泣きながら一気に書きました

妄言コラムと気儘批評と悪戯短篇小説の巣窟

『THE RESISTANCE』/MUSE 『ザ・レジスタンス』/ミューズ

MUSEは基本的にメタル・バンドだと思う。もちろんそれっぽいルックスではないし、音楽性も多岐に渡るため簡単に括ることができないのは承知の上で。

壮大さへの志向、演奏技術の高さ、クラシック音楽の導入、泣きメロ重視の姿勢など、彼らの基本的な趣味趣向が典型的なメタル・バンドのそれなのである。前作にはまるで「KING OF METAL」ことMANOWARを彷彿とさせる派手派手しい“Knights Of Cydonia”があったし、同じく前作収録の“City Of Delusion”あたりは、DREAM THEATERを彷彿とさせるプログレ・メタルな構成要素を備えた楽曲だった。

一方で彼らをメタル外へと連れ出しているのは、主にリズム面における工夫と電子音の大胆な導入であって、これらは本来メタルとは相性が悪いと思われがちな要素である。四角四面でない字余り的でダンサブルなリズムは緻密な構築美を損なう原因となるし、安っぽい電子音は壮大重厚な音世界を光沢だけのメッキ世界に見せてしまう。

しかしこの二点の欠如が、メタルという音楽領域の拡大を妨げてきたのもまた事実で、そういう意味では、メタルファンがたとえばこのMUSEの新作を聴くと、何かしら可能性を感じることができるはずだ。
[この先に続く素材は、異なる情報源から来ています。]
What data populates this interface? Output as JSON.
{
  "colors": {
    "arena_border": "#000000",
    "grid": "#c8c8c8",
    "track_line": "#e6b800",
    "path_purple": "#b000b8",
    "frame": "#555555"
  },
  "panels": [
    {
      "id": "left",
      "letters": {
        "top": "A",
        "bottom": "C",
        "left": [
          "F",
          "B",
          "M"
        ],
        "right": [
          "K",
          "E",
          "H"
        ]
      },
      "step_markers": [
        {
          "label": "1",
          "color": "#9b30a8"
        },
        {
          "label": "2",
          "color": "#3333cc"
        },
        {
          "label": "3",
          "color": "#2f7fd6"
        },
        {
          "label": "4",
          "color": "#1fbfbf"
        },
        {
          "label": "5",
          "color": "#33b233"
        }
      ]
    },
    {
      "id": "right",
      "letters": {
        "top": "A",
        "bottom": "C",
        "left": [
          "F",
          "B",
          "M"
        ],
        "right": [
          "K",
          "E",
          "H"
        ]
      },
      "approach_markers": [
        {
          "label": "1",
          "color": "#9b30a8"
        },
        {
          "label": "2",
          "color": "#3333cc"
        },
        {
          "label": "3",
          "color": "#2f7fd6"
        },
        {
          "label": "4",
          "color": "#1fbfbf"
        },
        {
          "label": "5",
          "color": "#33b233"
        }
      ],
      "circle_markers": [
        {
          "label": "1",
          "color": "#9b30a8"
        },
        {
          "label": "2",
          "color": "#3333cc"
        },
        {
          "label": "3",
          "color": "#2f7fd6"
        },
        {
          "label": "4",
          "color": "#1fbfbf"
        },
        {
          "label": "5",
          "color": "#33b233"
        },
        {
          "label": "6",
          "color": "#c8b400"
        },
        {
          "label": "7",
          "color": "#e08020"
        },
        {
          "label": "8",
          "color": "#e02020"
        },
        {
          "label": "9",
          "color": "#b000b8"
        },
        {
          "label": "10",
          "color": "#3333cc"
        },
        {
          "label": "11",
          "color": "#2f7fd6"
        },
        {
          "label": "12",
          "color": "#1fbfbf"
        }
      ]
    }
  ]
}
メタル特有の威厳とスケール感を維持しながらも、同時にUKロック的な繊細さと優美さ、そしてグラム・ロックやニュー・ウェイヴ由来の洒脱なイメージを成立させるというアクロバティックな方法論を、MUSEは常に追求しているように見える。

そしてその試みが最終的にスマートに仕上がっているという点が、このバンドがメタルに分類されない最大の要因であり、メタル勢に決定的に欠けている部分でもある。やはり仕上がりの格好良さというのは、ファッションも音像も演奏スタイルも含めて、ないよりはあったほうが入口が広がるのでいい。

だから本作は、メタル・ファンにとってはそこから外へと飛び出す出口(いや入口か?)として機能するし、逆に非メタル派にとっては、メタル世界へと通ずる自動ドアとなり得るだろう。
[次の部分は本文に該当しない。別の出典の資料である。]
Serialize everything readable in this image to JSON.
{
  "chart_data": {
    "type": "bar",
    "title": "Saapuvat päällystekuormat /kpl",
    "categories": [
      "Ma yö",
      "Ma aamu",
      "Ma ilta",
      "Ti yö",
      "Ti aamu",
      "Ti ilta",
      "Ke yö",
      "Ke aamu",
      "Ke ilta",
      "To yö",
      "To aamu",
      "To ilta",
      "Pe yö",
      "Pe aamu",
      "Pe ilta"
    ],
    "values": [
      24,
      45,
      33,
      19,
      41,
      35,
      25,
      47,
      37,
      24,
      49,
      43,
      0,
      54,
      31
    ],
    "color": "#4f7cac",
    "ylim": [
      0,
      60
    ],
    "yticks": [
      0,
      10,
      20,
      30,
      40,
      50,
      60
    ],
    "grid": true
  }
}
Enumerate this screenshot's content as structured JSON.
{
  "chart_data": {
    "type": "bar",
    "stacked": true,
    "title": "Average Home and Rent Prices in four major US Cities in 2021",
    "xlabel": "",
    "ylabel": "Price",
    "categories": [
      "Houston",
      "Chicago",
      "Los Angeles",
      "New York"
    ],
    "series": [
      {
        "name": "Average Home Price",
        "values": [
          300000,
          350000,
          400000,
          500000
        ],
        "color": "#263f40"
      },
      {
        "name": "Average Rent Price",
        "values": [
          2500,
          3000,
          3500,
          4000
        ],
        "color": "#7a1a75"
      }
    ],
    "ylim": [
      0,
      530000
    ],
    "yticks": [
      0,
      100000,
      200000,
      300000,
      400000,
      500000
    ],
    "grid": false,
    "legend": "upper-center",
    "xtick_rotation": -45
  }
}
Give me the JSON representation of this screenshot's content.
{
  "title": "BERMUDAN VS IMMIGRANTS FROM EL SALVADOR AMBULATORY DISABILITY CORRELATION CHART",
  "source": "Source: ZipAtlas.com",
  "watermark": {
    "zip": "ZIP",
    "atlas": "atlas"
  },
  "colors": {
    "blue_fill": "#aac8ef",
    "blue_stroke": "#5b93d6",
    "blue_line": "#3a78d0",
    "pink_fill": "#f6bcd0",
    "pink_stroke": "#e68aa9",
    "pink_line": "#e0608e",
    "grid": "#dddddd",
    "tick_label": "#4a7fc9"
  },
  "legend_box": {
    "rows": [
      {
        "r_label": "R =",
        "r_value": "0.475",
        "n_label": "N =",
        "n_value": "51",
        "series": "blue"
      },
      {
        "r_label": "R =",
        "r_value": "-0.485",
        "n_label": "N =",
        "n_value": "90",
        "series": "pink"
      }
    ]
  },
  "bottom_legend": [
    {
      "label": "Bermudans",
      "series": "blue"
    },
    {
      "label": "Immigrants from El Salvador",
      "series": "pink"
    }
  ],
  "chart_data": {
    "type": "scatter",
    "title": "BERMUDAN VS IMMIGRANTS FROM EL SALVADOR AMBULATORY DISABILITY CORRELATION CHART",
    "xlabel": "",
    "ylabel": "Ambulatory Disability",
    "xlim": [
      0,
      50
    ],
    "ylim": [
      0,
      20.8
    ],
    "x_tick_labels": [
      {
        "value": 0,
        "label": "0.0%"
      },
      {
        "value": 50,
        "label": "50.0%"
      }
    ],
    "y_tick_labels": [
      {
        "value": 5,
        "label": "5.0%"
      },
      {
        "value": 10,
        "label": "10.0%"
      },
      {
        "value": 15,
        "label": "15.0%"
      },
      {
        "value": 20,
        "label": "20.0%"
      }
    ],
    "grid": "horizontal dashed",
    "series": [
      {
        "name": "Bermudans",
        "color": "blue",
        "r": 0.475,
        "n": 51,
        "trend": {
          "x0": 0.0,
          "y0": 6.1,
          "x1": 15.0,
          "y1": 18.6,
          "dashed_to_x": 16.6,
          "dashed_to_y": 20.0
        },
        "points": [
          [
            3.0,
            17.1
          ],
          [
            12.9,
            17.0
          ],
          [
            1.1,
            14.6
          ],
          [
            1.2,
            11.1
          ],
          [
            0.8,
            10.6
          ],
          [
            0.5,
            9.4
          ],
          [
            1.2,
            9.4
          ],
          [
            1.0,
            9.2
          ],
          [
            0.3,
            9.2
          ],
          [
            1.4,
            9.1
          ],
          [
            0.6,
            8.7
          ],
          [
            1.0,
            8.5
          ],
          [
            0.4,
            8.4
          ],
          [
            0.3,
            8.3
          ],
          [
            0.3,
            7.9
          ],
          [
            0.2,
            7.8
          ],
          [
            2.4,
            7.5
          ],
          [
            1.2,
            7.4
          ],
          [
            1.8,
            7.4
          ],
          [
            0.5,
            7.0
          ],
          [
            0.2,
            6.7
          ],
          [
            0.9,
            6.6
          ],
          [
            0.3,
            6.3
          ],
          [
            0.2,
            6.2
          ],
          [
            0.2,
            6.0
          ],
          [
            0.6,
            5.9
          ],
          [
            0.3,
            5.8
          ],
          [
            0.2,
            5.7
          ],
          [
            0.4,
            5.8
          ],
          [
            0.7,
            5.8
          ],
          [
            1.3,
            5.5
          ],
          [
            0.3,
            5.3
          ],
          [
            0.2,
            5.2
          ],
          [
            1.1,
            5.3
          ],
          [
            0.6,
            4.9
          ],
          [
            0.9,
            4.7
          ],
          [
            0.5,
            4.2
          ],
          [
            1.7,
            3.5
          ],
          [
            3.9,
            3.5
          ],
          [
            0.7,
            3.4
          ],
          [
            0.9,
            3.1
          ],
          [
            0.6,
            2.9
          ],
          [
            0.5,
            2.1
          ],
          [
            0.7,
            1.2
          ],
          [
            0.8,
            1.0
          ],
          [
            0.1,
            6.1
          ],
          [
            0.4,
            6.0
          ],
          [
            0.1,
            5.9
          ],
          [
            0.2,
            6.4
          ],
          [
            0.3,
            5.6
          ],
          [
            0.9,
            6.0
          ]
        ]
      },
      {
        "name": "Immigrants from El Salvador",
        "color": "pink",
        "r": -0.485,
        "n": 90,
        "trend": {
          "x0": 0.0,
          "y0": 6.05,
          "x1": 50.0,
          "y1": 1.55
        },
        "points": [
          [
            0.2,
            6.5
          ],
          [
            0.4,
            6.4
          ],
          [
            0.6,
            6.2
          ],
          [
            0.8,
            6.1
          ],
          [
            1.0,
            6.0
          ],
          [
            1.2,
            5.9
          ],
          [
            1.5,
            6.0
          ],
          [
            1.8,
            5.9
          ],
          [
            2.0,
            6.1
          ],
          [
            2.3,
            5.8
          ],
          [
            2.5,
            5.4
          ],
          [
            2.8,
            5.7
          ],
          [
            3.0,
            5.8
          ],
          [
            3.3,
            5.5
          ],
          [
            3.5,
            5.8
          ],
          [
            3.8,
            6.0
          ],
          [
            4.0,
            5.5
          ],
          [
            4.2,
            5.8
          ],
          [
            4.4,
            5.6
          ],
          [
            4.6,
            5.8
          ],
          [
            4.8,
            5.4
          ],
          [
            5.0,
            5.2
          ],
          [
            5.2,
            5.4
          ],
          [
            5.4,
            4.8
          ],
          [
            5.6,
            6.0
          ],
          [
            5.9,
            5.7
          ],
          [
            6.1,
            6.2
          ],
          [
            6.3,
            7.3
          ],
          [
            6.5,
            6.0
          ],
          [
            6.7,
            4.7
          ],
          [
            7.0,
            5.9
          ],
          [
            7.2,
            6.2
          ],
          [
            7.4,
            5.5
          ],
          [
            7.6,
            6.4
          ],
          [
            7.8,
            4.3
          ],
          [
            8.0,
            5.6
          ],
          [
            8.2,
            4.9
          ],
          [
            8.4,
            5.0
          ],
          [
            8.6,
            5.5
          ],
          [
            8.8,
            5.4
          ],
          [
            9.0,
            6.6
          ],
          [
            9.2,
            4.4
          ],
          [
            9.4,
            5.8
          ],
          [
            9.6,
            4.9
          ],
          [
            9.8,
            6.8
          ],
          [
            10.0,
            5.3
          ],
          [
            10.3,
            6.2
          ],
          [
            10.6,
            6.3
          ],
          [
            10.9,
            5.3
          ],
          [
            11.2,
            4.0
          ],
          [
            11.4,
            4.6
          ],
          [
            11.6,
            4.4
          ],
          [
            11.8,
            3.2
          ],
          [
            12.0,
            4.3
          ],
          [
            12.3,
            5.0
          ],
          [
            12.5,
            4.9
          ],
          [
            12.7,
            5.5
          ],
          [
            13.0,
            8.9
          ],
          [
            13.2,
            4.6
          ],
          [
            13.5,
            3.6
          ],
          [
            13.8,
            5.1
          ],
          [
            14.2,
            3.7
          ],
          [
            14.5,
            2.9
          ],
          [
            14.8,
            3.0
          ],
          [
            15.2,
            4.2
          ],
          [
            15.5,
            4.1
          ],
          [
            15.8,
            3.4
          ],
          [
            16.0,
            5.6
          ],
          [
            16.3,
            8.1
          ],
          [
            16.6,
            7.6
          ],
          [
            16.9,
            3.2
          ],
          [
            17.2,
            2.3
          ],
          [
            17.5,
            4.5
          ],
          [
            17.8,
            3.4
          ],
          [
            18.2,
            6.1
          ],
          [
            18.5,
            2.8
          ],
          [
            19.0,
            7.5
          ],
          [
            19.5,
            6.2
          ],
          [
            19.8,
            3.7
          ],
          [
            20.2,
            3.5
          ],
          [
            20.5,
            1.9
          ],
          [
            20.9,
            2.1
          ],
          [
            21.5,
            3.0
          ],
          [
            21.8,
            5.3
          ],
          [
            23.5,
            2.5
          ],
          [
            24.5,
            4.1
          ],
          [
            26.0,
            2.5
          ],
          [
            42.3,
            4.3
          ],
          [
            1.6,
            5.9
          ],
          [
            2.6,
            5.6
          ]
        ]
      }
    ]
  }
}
本作はコンセプト・アルバムであるが、思ったほど構えた雰囲気はなく、シンプルなロック・ソングの①からすんなり入れる仕組みになっている。その後もバリエーションの豊富さを見せつけながらも、前作に比べれば充分にわかりやすい楽曲が続く。前作ファンの中には、その流れに物足りなさを感じる向きもあると思うが、中盤の⑥あたりではさすがのダイナミズムを見せる。
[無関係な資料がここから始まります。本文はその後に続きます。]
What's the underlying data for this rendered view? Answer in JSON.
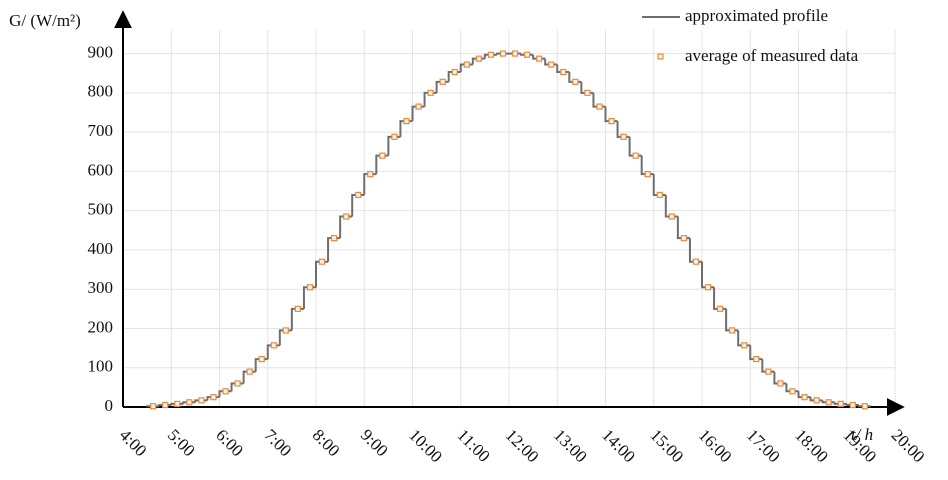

その一方で話題性の高い後半⑨〜⑪の組曲に関しては、正直「壮大なアウトロ」的な印象もあり、楽曲というよりは作品全体としてのスケール演出を重視したような仕上がり。欲を言えばここまでクラシックまんまな曲にするのではなく、もっと随所にロック的激情を注ぎ込んで破綻させてほしかったが、これはこれでコンセプト・アルバムのまとめとしては機能している。

全11曲54分(最後の3曲は組曲のため実質的には全9曲)とけっして長大な作品ではないが、聴後の満腹感は2枚組レベルのものがある。